I can only conjecture. Gandhi's reply may well have been: "I do not know when freedom will come. But I will continue to struggle for freedom - and I will continue to match my words with my deeds."

Or again Gandhi may have repeated something which he had actually said in 1906 when he was Secretary of the British Indian Association in South Africa at a public meeting calling for mass defiance if impending pass-law legislation became law -

"... It is quite possible that.. some or many of those who pledge themselves might weaken at the very first trial. We might have to go to jail, where we might be insulted. We might have to go hungry and suffer extreme heat or cold. Hard labor might be imposed upon us. We might be flogged by rude warders. We might be fined heavily and our property might be attached and held up to auction if there are only a few resisters left. Opulent today, we might be reduced to abject poverty tomorrow. We might be deported. Suffering from starvation and similar hardships in jail, some of us might fall ill and even die. If someone asks me when and how the struggle may end, I may say that, if the entire community manfully stands the test, the end will be near. If many of us fall back under storm and stress, the struggle will be prolonged. But I can boldly declare, and with certainty, that so long as there is even a handful of men true to their pledge, there can only be one end to the struggle, and that is victory... Mahatma Gandhi's Pledge of Resistance in Transvaal, Africa, 1906

And perhaps he may have even used the words that Sathasivam Krishnakumar of the Liberation Tigers of Tamil Eelam used in 1991

"We are building a road, I do not know whether I myself will be alive to see the road being completed. But that does not matter. Others will arise to take the road further.."

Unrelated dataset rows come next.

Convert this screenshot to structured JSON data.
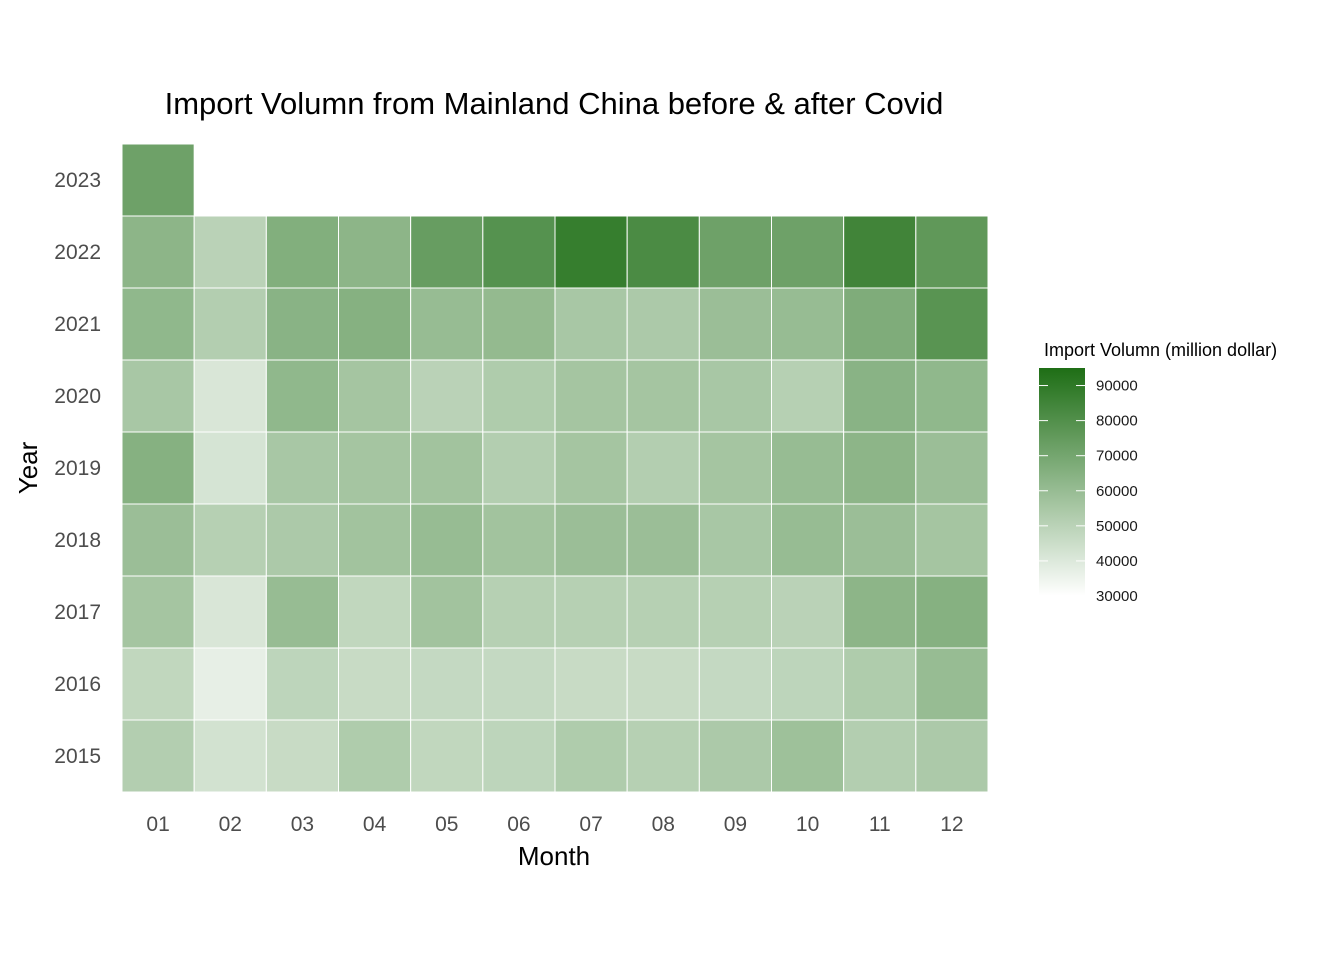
{
  "chart_data": {
    "type": "heatmap",
    "title": "Import Volumn from Mainland China before & after Covid",
    "xlabel": "Month",
    "ylabel": "Year",
    "x_categories": [
      "01",
      "02",
      "03",
      "04",
      "05",
      "06",
      "07",
      "08",
      "09",
      "10",
      "11",
      "12"
    ],
    "y_categories": [
      "2015",
      "2016",
      "2017",
      "2018",
      "2019",
      "2020",
      "2021",
      "2022",
      "2023"
    ],
    "values": [
      [
        52000,
        43000,
        46000,
        53000,
        48000,
        49000,
        53000,
        51000,
        54000,
        58000,
        52000,
        54000
      ],
      [
        48000,
        37000,
        49000,
        46000,
        47000,
        47000,
        46000,
        46000,
        47000,
        49000,
        53000,
        60000
      ],
      [
        56000,
        41000,
        60000,
        48000,
        57000,
        51000,
        51000,
        51000,
        51000,
        50000,
        63000,
        65000
      ],
      [
        59000,
        51000,
        54000,
        57000,
        60000,
        57000,
        59000,
        59000,
        55000,
        60000,
        59000,
        56000
      ],
      [
        65000,
        42000,
        55000,
        56000,
        57000,
        52000,
        56000,
        52000,
        56000,
        60000,
        63000,
        59000
      ],
      [
        55000,
        41000,
        62000,
        56000,
        50000,
        53000,
        56000,
        56000,
        55000,
        51000,
        64000,
        62000
      ],
      [
        62000,
        52000,
        64000,
        65000,
        60000,
        61000,
        55000,
        54000,
        59000,
        60000,
        67000,
        78000
      ],
      [
        63000,
        50000,
        66000,
        63000,
        74000,
        79000,
        88000,
        82000,
        72000,
        72000,
        85000,
        76000
      ],
      [
        72000,
        null,
        null,
        null,
        null,
        null,
        null,
        null,
        null,
        null,
        null,
        null
      ]
    ],
    "legend": {
      "title": "Import Volumn (million dollar)",
      "ticks": [
        90000,
        80000,
        70000,
        60000,
        50000,
        40000,
        30000
      ],
      "min": 30000,
      "max": 95000,
      "color_low": "#ffffff",
      "color_high": "#1e6e15",
      "placement": "right"
    },
    "grid": false
  }
}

In 1987, a Jewish academic on Sabbatical at Cambridge University met with me in my home at Cambridge. It was soon after the signing of the Indo Sri Lanka Accord. He asked me whether I felt that the the 13th Amendment will resolve the conflict. I said no. He laughed and said: "Well, if the Indo Sri Lanka Accord works, it means that the Tamil people did not in fact have a problem before!". His response tempted me to ask him: "Tell me. How did you all succeed? How were you able to create the Jewish state?" He replied: "Do you want a short answer or a long answer?". It was my turn to laugh. I said, give me a short answer. He responded: "The short answer is that we never gave up the idea."

Hopefully, all this was only a ten minute read!